The African Poetry Book Fund promotes and advances the development and publication of the poetic arts in Africa and runs the Luschei Prize as well, worth $1000. Funded by literary philanthropist and poet Glenna Luschei and the only pan-African book prize of its kind, the Prize promotes African poetry written in English or in translation by recognizing a significant book published each year by an African poet.
Tawanda Mulalu was born and raised in Botswana. His first book, Please make me pretty, I don’t want to die, was selected for the Princeton Series of Contemporary Poets and is listed as a Best Poetry Book of 2022 by The Boston Globe, The New York Times and The Washington Post. Mulalu’s poems have appeared in Brittle Paper, Lana Turner, Lolwe, The New England Review, The Paris Review, A Public Space and elsewhere. He is presently a fellow at The Michener Center for Writers and served as a judge for the 2023 Poetry Society of America annual awards.

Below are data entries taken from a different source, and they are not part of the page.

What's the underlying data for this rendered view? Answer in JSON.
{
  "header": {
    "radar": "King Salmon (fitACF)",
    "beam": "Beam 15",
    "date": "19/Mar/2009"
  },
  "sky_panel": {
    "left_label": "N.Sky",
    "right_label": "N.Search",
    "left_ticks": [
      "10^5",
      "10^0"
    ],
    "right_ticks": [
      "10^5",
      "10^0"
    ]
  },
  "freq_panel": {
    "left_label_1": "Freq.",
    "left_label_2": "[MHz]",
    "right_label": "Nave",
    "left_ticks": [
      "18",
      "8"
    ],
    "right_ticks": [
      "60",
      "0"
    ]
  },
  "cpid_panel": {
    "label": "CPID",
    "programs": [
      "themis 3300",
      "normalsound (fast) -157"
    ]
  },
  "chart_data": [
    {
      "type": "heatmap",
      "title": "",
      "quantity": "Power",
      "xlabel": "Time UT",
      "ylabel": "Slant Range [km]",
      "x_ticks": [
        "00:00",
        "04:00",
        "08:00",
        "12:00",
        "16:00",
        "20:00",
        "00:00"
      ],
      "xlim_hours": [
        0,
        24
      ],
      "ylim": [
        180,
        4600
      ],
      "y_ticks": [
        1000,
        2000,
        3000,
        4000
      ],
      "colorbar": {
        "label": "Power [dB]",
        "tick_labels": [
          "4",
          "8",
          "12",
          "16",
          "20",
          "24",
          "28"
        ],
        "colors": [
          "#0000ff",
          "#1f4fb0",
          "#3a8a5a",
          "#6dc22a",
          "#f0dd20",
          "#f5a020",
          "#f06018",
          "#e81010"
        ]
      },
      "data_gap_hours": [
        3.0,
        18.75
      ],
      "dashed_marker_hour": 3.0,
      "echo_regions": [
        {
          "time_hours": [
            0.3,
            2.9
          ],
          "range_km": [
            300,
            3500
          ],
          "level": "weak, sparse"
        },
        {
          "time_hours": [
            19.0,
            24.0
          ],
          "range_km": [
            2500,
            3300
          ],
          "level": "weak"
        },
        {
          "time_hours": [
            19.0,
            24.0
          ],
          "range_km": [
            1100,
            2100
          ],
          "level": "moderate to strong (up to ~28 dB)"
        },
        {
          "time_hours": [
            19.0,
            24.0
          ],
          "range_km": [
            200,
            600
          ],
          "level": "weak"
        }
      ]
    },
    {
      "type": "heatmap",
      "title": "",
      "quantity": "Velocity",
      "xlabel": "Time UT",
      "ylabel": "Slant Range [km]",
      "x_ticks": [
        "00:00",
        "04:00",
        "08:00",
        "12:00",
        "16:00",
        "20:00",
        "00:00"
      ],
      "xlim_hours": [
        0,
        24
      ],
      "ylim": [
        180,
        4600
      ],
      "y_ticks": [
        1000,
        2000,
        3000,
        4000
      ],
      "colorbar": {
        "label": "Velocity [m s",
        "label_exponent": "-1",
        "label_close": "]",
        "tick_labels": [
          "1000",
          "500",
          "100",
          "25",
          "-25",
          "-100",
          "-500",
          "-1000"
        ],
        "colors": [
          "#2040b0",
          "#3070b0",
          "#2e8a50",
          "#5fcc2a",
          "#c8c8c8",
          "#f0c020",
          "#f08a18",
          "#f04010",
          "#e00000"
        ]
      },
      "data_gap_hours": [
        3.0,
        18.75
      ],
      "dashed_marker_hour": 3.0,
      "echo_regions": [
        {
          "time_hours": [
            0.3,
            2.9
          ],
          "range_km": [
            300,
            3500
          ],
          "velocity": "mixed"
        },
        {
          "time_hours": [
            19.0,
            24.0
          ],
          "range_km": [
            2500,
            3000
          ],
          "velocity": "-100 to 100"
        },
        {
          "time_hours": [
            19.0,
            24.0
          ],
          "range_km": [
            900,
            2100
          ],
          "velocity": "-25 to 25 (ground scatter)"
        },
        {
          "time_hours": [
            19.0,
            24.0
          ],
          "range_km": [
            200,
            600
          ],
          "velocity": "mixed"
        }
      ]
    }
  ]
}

Author John Keene judged this year’s prize and remarked that Mulalu’s collection is a stunning exploration of the experiences of diasporic Black Africans in white America:
How to put into words the unsettling beauty and strangeness of Tawanda Mulalu’s Please make me pretty, I don’t want to die? As if in lucid dreams, these poems’ speakers—teachers, students, thinkers, readers, lovers, sons—explore their contemporary reality as diasporic Black Africans in White spaces throughout America, utilizing deadpan irony, rhetoric, humor, pathos, a great deal of literary and musical reference, and a range of poetic forms (songs, elegies, prayers, film studies, arias, near-sestinas, and more) Mulalu has invented or remade. Mulalu, originally from Gaborone, Botswana, does so in part with the aim of a world-making that, even when in conversation with prior poets and poems, when tackling personal issues such his isolation and exile or public events such as the police murder of Philando Castile, or when riffing on Shakespeare or Pokémon, feels distinctly his own. A sparkling debut, Tawanda Mulalu’s Please make me pretty, I don’t want to die marks a distinctive and galvanizing new talent and portends much original poetry to come.
Apart from Mulalu, the other finalists were Hussain Ahmed, Michele Betty, Aaron Brown, Aaiún Nin, and Linda Ann Strang.